Disaster recovery is an essential service for EDF with Phenix-IT
For French power generation utility EDF, the efficiency and reliability of its business continuity (BC) and disaster recovery (DR) plans, and the technology they rest upon, go way beyond the organization – they extend to the functioning of the country itself.
In this article, we look at how EDF build its BC/DR provision across the entire organization, to cover potential outages in its datacentres, cyber attacks, and even the once-a-century likelihood of major flooding around Paris. In other words, all the risks identified by its IT department.
To deliver its DR plans, EDF developed an application dedicated to the job that it calls Phenix-IT. “We needed a tool to manage the recovery plan in case of a data center disaster,” says Bruno Leyris, head of IT BC/DR and crisis management at EDF.
But the objective of Phenix-IT is twofold. Firstly, it is an operational tool that functions in real time when a datacentre DR plan is activated. Secondly, it is also used daily to manage and generate reporting on the leadership at EDF and its lines of business.
Leyris underlines the role of Phenix-IT in testing and improving BC/DR provision. “We use Phenix-IT regularly during our annual exercises,” he says. “Every year we simulate the destruction of data centers and follow the recovery of activity through Phenix-IT.
“Within the framework provided by these exercises, we generate reporting and graphics, and communicate findings using secure tools across the group’s crisis management organization.”
Beyond this operational role during crisis management, Phenix-IT collects data relevant to these exercises. Analysis of that data contributes to improvements in crisis management and the recovery plan.
Phenix-IT: An increasingly rich and sophisticated application
Since its launch 12 years ago, Phenix-IT has evolved hugely, with numerous areas of functionality added to the original application jointly with software provider Mega. Among the most significant additions during the life of Phenix-IT has been the roll-out of workflows between key actors in crisis management and secure communications that alert members of crisis teams.
These tools enable efficient decision-making via information sharing on a 24/7 basis. Securing them is essential because if the crisis is triggered by a cyber attack, it is important that the attackers cannot listen in.
Reporting on Phenix-IT has been a particular focus of development in recent years. During any disaster, the software delivers forecasting graphics. It is also integrated with impact simulation functionality that allows IT teams to test system resilience via Phenix-IT.
Outside the key role played by Phenix-IT during crisis simulations, it is also used by IT on a daily basis and has become a standard for the EDF group.
“Beyond its disaster recovery functionality, impact simulation and secure communications, Phenix-IT has become a vital standard in IT,” says Leyris. “It is accessible by security staff to collect information and test the resilience of IT systems in quiet times.”
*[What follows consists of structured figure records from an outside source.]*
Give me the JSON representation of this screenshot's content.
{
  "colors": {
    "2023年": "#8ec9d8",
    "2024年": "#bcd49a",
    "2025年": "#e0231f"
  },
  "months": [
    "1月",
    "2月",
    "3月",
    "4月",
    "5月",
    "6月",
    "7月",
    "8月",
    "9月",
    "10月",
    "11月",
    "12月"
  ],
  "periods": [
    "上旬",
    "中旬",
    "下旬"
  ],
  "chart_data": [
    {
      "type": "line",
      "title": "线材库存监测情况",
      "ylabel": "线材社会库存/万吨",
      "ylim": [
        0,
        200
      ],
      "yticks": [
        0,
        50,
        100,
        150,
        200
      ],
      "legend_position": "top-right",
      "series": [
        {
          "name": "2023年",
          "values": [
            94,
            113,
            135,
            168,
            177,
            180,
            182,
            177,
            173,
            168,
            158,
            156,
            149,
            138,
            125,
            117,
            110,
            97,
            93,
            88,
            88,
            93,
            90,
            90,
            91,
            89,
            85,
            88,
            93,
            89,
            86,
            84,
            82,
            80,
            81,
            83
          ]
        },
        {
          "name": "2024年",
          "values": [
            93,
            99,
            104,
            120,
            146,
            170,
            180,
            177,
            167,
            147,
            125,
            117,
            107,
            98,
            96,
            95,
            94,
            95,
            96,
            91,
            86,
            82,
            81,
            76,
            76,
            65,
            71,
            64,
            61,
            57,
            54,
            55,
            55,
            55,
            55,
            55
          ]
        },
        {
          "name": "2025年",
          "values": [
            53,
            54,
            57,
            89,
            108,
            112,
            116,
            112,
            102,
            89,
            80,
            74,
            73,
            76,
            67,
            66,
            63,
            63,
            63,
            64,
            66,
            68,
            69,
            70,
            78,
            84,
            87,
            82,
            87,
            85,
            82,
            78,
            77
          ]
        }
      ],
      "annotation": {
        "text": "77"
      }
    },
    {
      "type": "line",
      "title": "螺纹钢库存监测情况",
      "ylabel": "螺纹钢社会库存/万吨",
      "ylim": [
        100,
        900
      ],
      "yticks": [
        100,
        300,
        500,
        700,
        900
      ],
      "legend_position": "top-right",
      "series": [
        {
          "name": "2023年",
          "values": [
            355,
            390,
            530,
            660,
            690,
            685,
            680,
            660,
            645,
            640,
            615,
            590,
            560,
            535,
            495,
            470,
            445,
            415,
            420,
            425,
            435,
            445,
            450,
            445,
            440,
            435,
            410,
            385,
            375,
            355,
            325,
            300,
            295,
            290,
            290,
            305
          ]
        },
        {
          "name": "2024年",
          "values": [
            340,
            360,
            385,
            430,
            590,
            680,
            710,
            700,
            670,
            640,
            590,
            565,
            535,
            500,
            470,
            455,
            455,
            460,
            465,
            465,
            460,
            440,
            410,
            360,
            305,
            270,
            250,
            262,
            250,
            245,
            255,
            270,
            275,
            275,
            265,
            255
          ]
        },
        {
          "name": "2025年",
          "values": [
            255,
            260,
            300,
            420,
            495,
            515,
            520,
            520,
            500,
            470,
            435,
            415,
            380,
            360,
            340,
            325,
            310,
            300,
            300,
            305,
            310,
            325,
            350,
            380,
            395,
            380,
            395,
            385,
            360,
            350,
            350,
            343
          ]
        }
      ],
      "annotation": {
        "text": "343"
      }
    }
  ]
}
Modernization on Mega Hopex
Phenix-IT was developed on a now-obsolete version of the Mega platform which had become increasingly costly to maintain. So, a project to update it was launched recently. After analysis, it was decided to continue with Mega, but to migrate to the company’s Hopex platform, which is dedicated to management of governance, risk and compliance.
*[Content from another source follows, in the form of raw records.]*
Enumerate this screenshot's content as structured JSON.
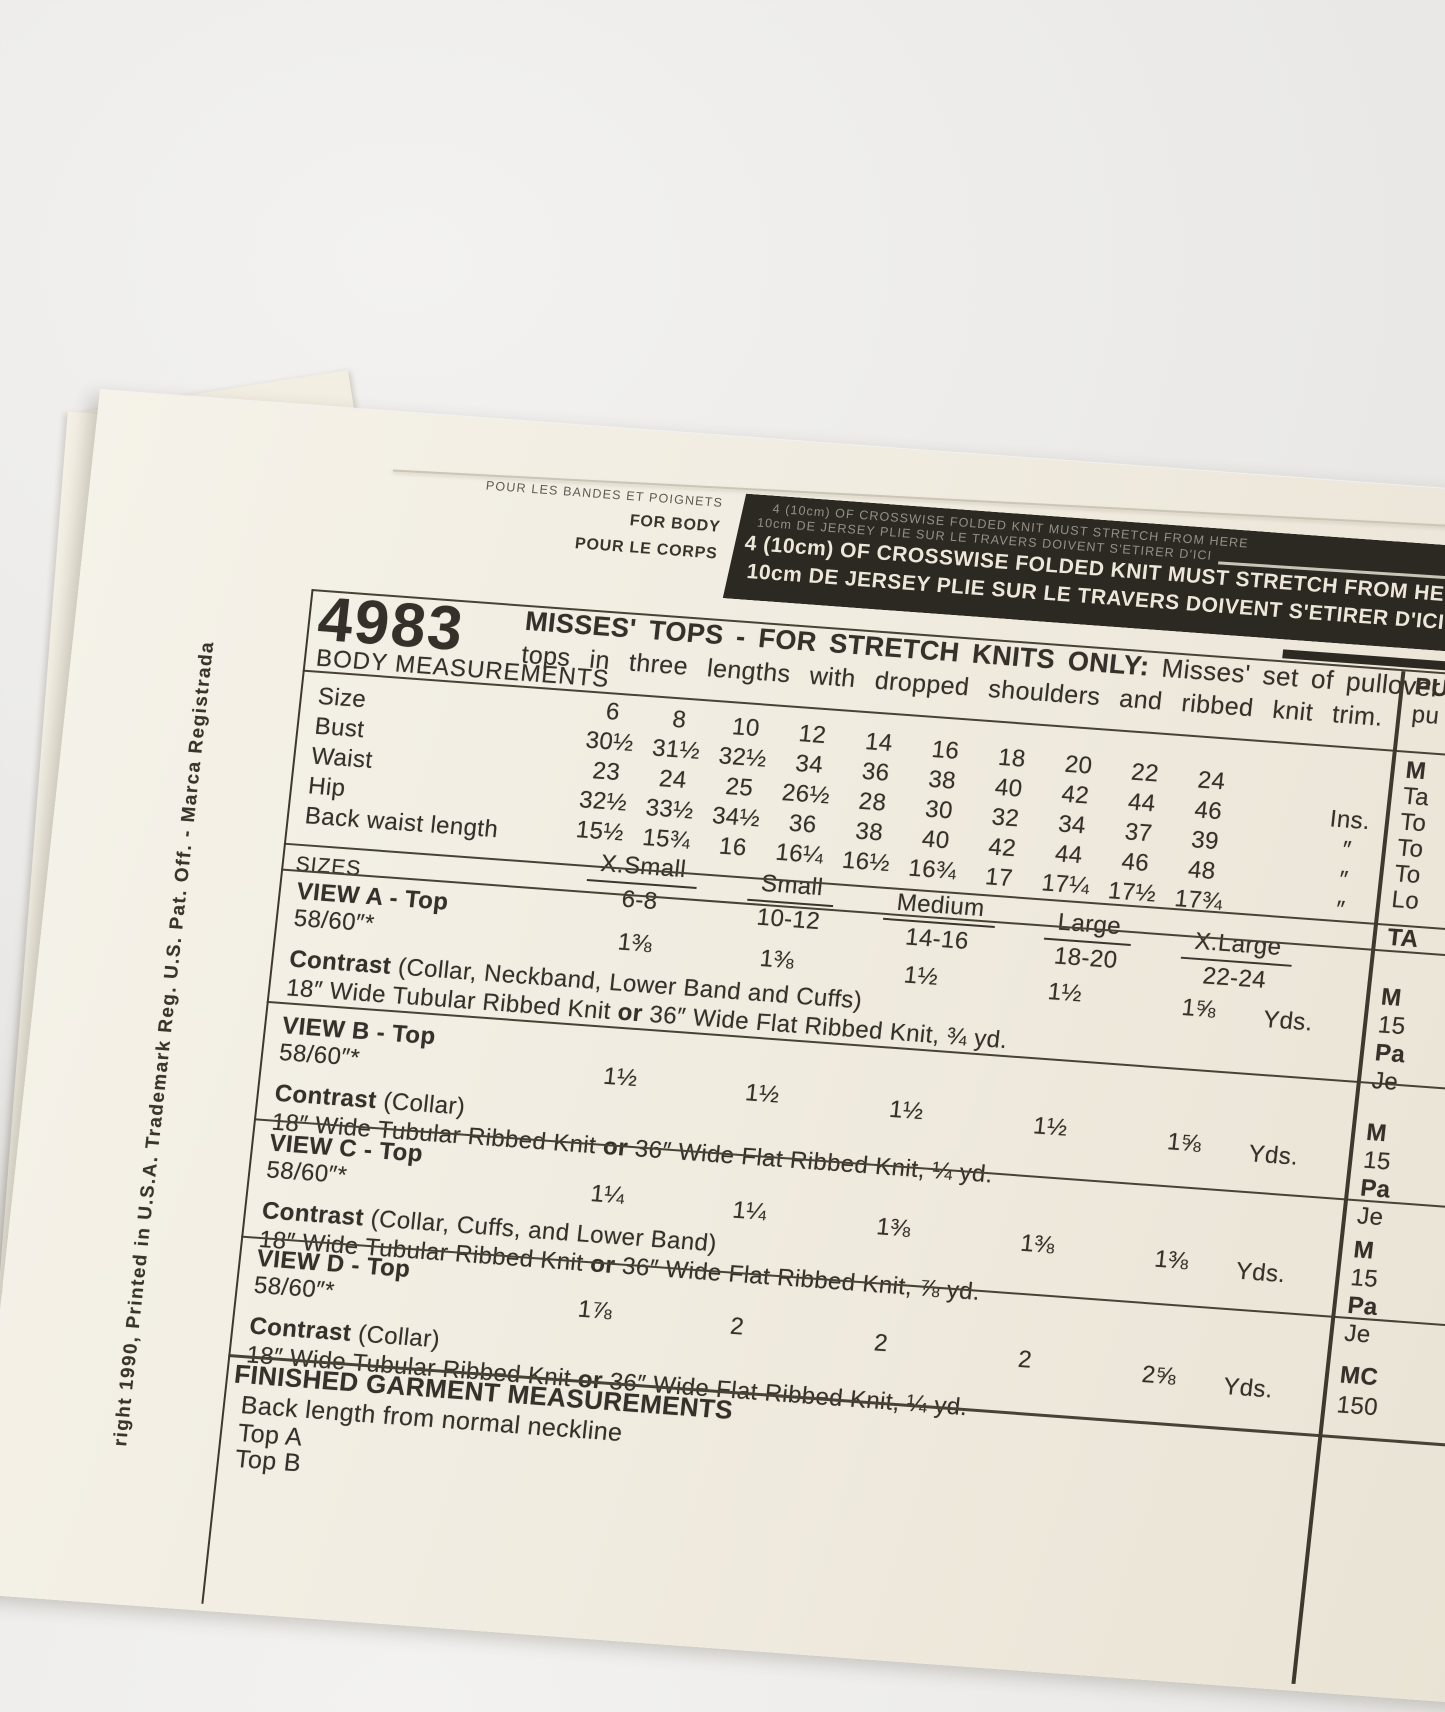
{
  "scene": {
    "background_color": "#ebeae8",
    "paper_color": "#f1ede2",
    "ink_color": "#35302a",
    "banner_bg": "#2c2822",
    "banner_text_color": "#e9e4d6"
  },
  "sheet": {
    "cut_marks": {
      "bands_label": "POUR LES BANDES ET POIGNETS",
      "body_label_en": "FOR BODY",
      "body_label_fr": "POUR LE CORPS"
    },
    "banner": {
      "echo_line_en": "4  (10cm) OF CROSSWISE FOLDED KNIT MUST STRETCH FROM HERE",
      "echo_line_fr": "10cm DE JERSEY PLIE SUR LE TRAVERS DOIVENT S'ETIRER D'ICI",
      "line_en": "4  (10cm) OF CROSSWISE FOLDED KNIT MUST STRETCH FROM HERE",
      "line_fr": "10cm DE JERSEY PLIE SUR LE TRAVERS DOIVENT S'ETIRER D'ICI"
    },
    "pattern_number": "4983",
    "description": {
      "bold": "MISSES' TOPS - FOR STRETCH KNITS ONLY:",
      "line1_rest": "Misses' set of pullover",
      "line2": "tops in three lengths with dropped shoulders and ribbed knit trim."
    },
    "body_measurements": {
      "heading": "BODY MEASUREMENTS",
      "rows": [
        {
          "label": "Size",
          "values": [
            "6",
            "8",
            "10",
            "12",
            "14",
            "16",
            "18",
            "20",
            "22",
            "24"
          ],
          "unit": ""
        },
        {
          "label": "Bust",
          "values": [
            "30½",
            "31½",
            "32½",
            "34",
            "36",
            "38",
            "40",
            "42",
            "44",
            "46"
          ],
          "unit": "Ins."
        },
        {
          "label": "Waist",
          "values": [
            "23",
            "24",
            "25",
            "26½",
            "28",
            "30",
            "32",
            "34",
            "37",
            "39"
          ],
          "unit": "″"
        },
        {
          "label": "Hip",
          "values": [
            "32½",
            "33½",
            "34½",
            "36",
            "38",
            "40",
            "42",
            "44",
            "46",
            "48"
          ],
          "unit": "″"
        },
        {
          "label": "Back waist length",
          "values": [
            "15½",
            "15¾",
            "16",
            "16¼",
            "16½",
            "16¾",
            "17",
            "17¼",
            "17½",
            "17¾"
          ],
          "unit": "″"
        }
      ]
    },
    "sizes": {
      "heading": "SIZES",
      "groups": [
        {
          "name": "X.Small",
          "range": "6-8"
        },
        {
          "name": "Small",
          "range": "10-12"
        },
        {
          "name": "Medium",
          "range": "14-16"
        },
        {
          "name": "Large",
          "range": "18-20"
        },
        {
          "name": "X.Large",
          "range": "22-24"
        }
      ]
    },
    "views": [
      {
        "title": "VIEW A - Top",
        "fabric_width": "58/60″*",
        "yardages": [
          "1⅜",
          "1⅜",
          "1½",
          "1½",
          "1⅝"
        ],
        "unit": "Yds.",
        "contrast_label": "Contrast",
        "contrast_detail": "(Collar, Neckband, Lower Band and Cuffs)",
        "ribbing_pre": "18″ Wide Tubular Ribbed Knit",
        "ribbing_or": "or",
        "ribbing_post": "36″ Wide Flat Ribbed Knit, ¾ yd."
      },
      {
        "title": "VIEW B - Top",
        "fabric_width": "58/60″*",
        "yardages": [
          "1½",
          "1½",
          "1½",
          "1½",
          "1⅝"
        ],
        "unit": "Yds.",
        "contrast_label": "Contrast",
        "contrast_detail": "(Collar)",
        "ribbing_pre": "18″ Wide Tubular Ribbed Knit",
        "ribbing_or": "or",
        "ribbing_post": "36″ Wide Flat Ribbed Knit, ¼ yd."
      },
      {
        "title": "VIEW C - Top",
        "fabric_width": "58/60″*",
        "yardages": [
          "1¼",
          "1¼",
          "1⅜",
          "1⅜",
          "1⅜"
        ],
        "unit": "Yds.",
        "contrast_label": "Contrast",
        "contrast_detail": "(Collar, Cuffs, and Lower Band)",
        "ribbing_pre": "18″ Wide Tubular Ribbed Knit",
        "ribbing_or": "or",
        "ribbing_post": "36″ Wide Flat Ribbed Knit, ⅞ yd."
      },
      {
        "title": "VIEW D - Top",
        "fabric_width": "58/60″*",
        "yardages": [
          "1⅞",
          "2",
          "2",
          "2",
          "2⅝"
        ],
        "unit": "Yds.",
        "contrast_label": "Contrast",
        "contrast_detail": "(Collar)",
        "ribbing_pre": "18″ Wide Tubular Ribbed Knit",
        "ribbing_or": "or",
        "ribbing_post": "36″ Wide Flat Ribbed Knit, ¼ yd."
      }
    ],
    "finished_garment": {
      "heading": "FINISHED GARMENT MEASUREMENTS",
      "line1": "Back length from normal neckline",
      "item1": "Top A",
      "item2": "Top B"
    },
    "copyright_vertical": "right 1990, Printed in U.S.A. Trademark Reg. U.S. Pat. Off. - Marca Registrada",
    "right_column": {
      "header": [
        {
          "t": "PU",
          "b": true
        },
        {
          "t": "pu",
          "b": false
        }
      ],
      "measurements": [
        {
          "t": "M",
          "b": true
        },
        {
          "t": "Ta",
          "b": false
        },
        {
          "t": "To",
          "b": false
        },
        {
          "t": "To",
          "b": false
        },
        {
          "t": "To",
          "b": false
        },
        {
          "t": "Lo",
          "b": false
        }
      ],
      "sizes_fragment": "TA",
      "views": [
        [
          {
            "t": "M",
            "b": true
          },
          {
            "t": "15",
            "b": false
          },
          {
            "t": "Pa",
            "b": true
          },
          {
            "t": "Je",
            "b": false
          }
        ],
        [
          {
            "t": "M",
            "b": true
          },
          {
            "t": "15",
            "b": false
          },
          {
            "t": "Pa",
            "b": true
          },
          {
            "t": "Je",
            "b": false
          }
        ],
        [
          {
            "t": "M",
            "b": true
          },
          {
            "t": "15",
            "b": false
          },
          {
            "t": "Pa",
            "b": true
          },
          {
            "t": "Je",
            "b": false
          }
        ],
        [
          {
            "t": "MC",
            "b": true
          },
          {
            "t": "150",
            "b": false
          }
        ]
      ]
    }
  }
}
“This solution opened up new possibilities for us while ensuring continuity in our approach,” says Leyris. “And we also came back to standards that we had diverged from.”
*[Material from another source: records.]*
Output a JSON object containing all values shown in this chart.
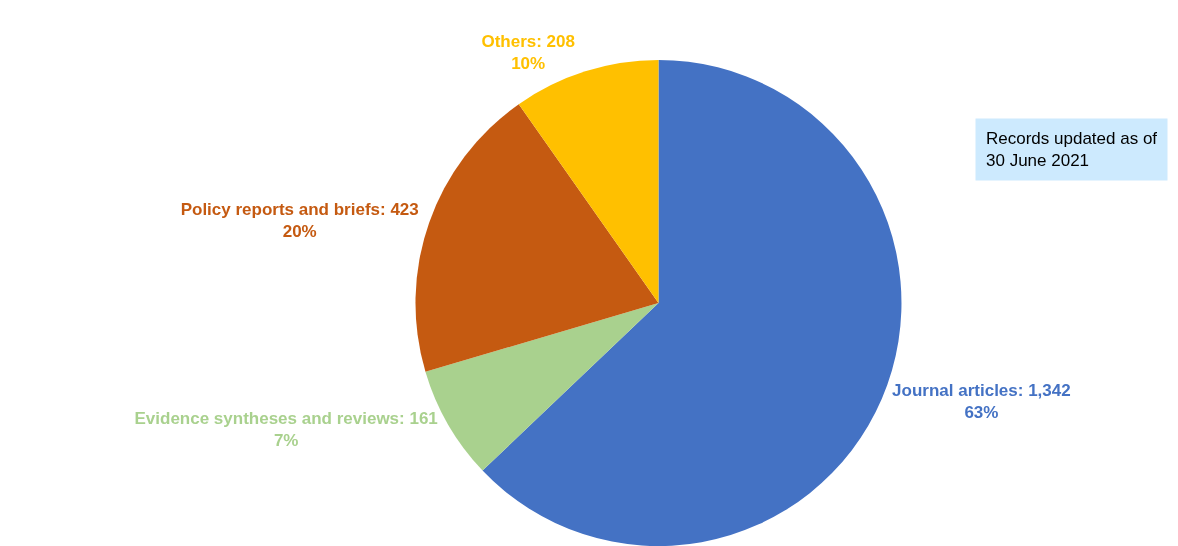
{
  "chart_data": {
    "type": "pie",
    "categories": [
      "Journal articles",
      "Evidence syntheses and reviews",
      "Policy reports and briefs",
      "Others"
    ],
    "values": [
      1342,
      161,
      423,
      208
    ],
    "colors": [
      "#4472c4",
      "#a9d18e",
      "#c55a11",
      "#ffc000"
    ],
    "value_labels": [
      "1,342\n63%",
      "161\n7%",
      "423\n20%",
      "208\n10%"
    ],
    "annotations": [
      "Records updated as of\n30 June 2021"
    ]
  }
}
EDF’s CIO had progressively deployed an agile mode of operation with Mega. EDF project chiefs, developers and Mega’s sales force were all involved. “Phenix-IT is now in its ninth year of evolution,” says Leyris. “Lots of people have taken part in the project, but they have always taken care to understand the aims and added value that EDF expects from the software in times of disaster as well as under normal working.”
The project team produces two major versions a year, and these are very constrained in terms of the timeframes they must meet. Each major version must be completed before every exercise.
“Every six months, we have a major version of Phenix-IT for our disaster recovery exercises,” says Leyris. “It’s a constraint of time and quality because we can’t have Phenix-IT crashing during the exercise.”
Agile organization allows for continuous improvements in Phenix-IT. Outside times when DR exercises are running, those responsible for crisis management in EDF connect via the tool to deliver analyses, including between IT and the business.
Number of objects growing by 10% a year
A key challenge facing Phenix-IT and the DR plan is growth – of 10% each year – of elements that it must track in EDF’s IT systems. The software has to continuously integrate data from new sources, and that brings further work on the quality of data ingested by Hopex. Increases in raw data and the new functionality that accompanies growth affect the plan in terms of the power and availability of the platform.
EDF wants to keep developing the platform, with the chief idea being to increasingly integrate Phenix-IT with crisis management processes.
“We want to work on ergonomics to make the software more intuitive,” says Leyris. “Someone woken in the middle of the night during a disaster needs an intuitive tool.”
Also, Phenix-IT needs to be improved to facilitate the business continuity team’s work in case of ransomware attack.
Currently, Phenix-IT runs on Hopex v3, but the project team is studying its possible migration to v5 and putting new functionality in that version to work.